Lung disease can sometimes cause excessive sweating, though it depends widely on the type of illness. Some forms of pneumonia can cause fevers as high as 105 degrees Fahrenheit, which leads to profuse sweating. A fever over 103 degrees Fahrenheit is considered high, and a fever of 105 degrees Fahrenheit is close to a medical emergency. If the body gets too hot, it can damage internal organs, including the brain. Lung disease is a term used to describe any disease affecting the lungs.
Though anyone can develop lung disease, it is a larger concern for women, as more women in the United States have been diagnosed with lung disease each year than men. Women also have a higher likelihood of dying from lung disease. Some lung diseases are caused or exacerbated by outside factors such as smoking, though others might be due to certain genetic predispositions.
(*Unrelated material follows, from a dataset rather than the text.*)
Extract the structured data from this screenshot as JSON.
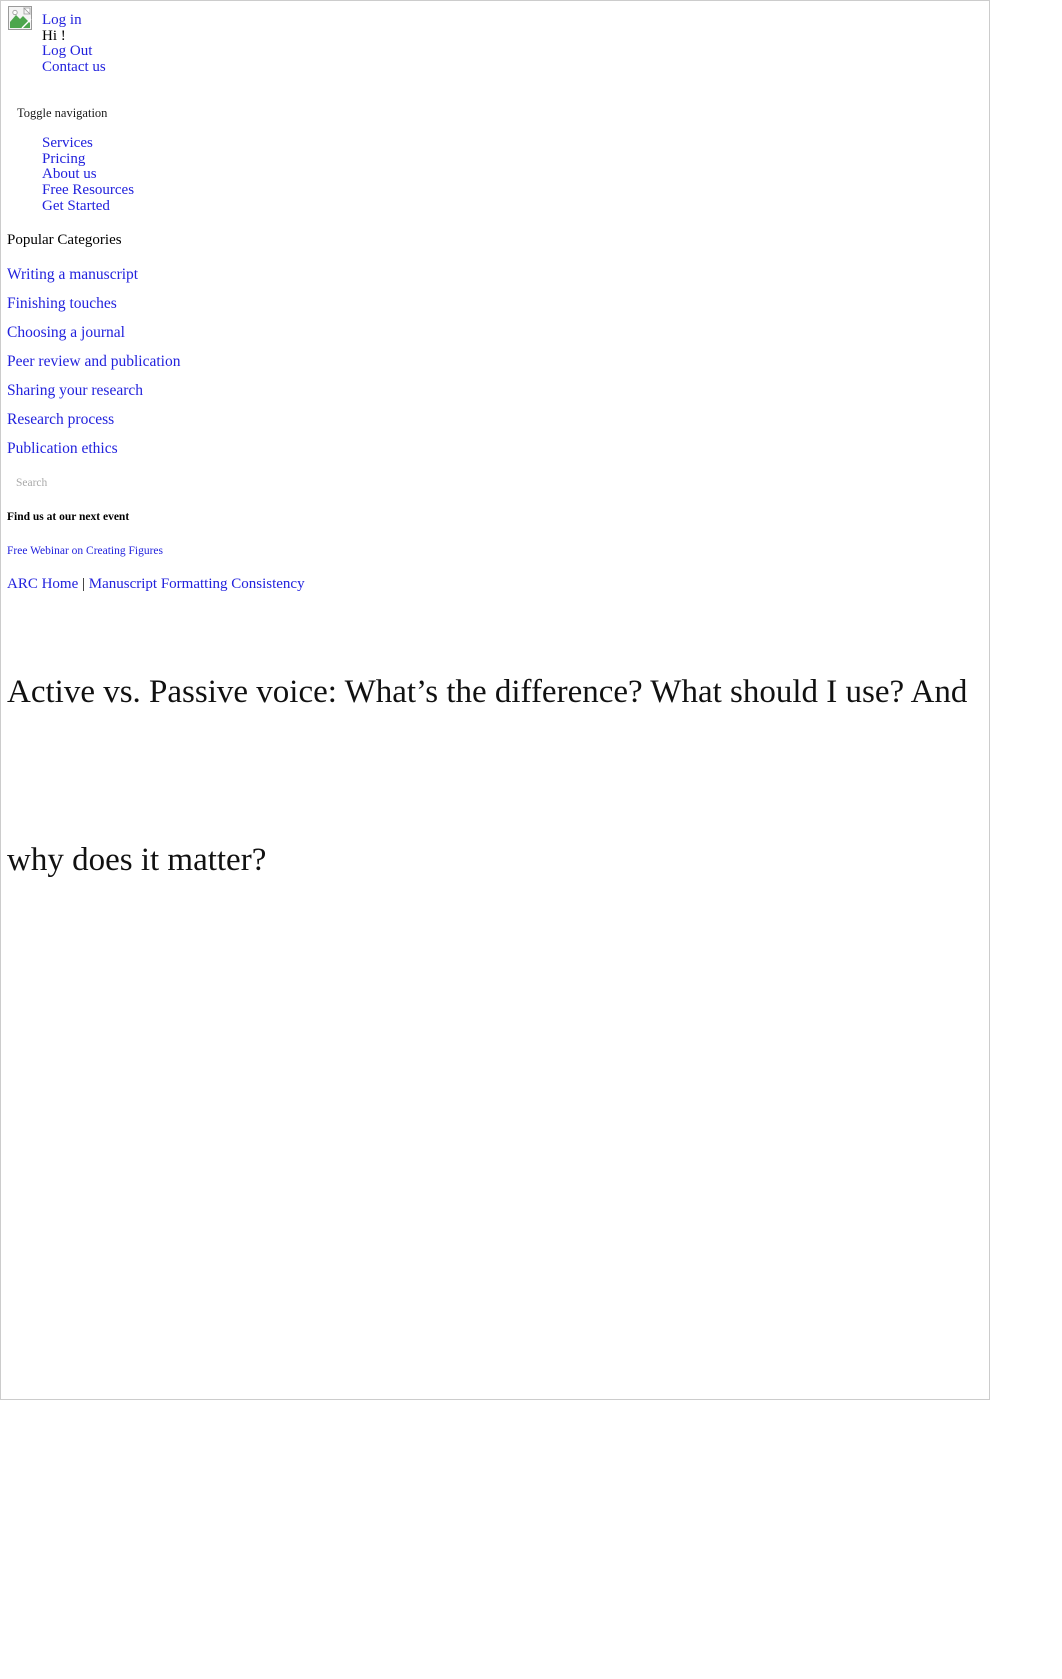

A common lung disease is asthma, which occurs when inflammation of the airways makes it difficult to breathe. If lung disease patients experience excessive sweating, they should talk to a doctor to find out whether the two are linked.
Obesity can increase an individual's risk of excessive sweating due to a few factors. One factor is that there's a greater amount of physical exertion on the body when an individual is carrying extra weight. They burn more calories when they move than a thinner person because their muscles need to work harder. This can lead to the body's internal temperature rising, and the sweat glands releasing sweat to help cool off. Another factor is the body holds in more heat when individuals have extra fat cells.
Layers of fat exist to be a genetic advantage in colder climates. In fact, some Olympic swimmers have large amounts of fat stored in their bodies, which helps them stay warm when swimming in cold water. Obesity doesn't always cause serious health repercussions. However, if individuals don't have enough muscle to support the weight of their body, they're more likely to struggle with physical exertion and sweating.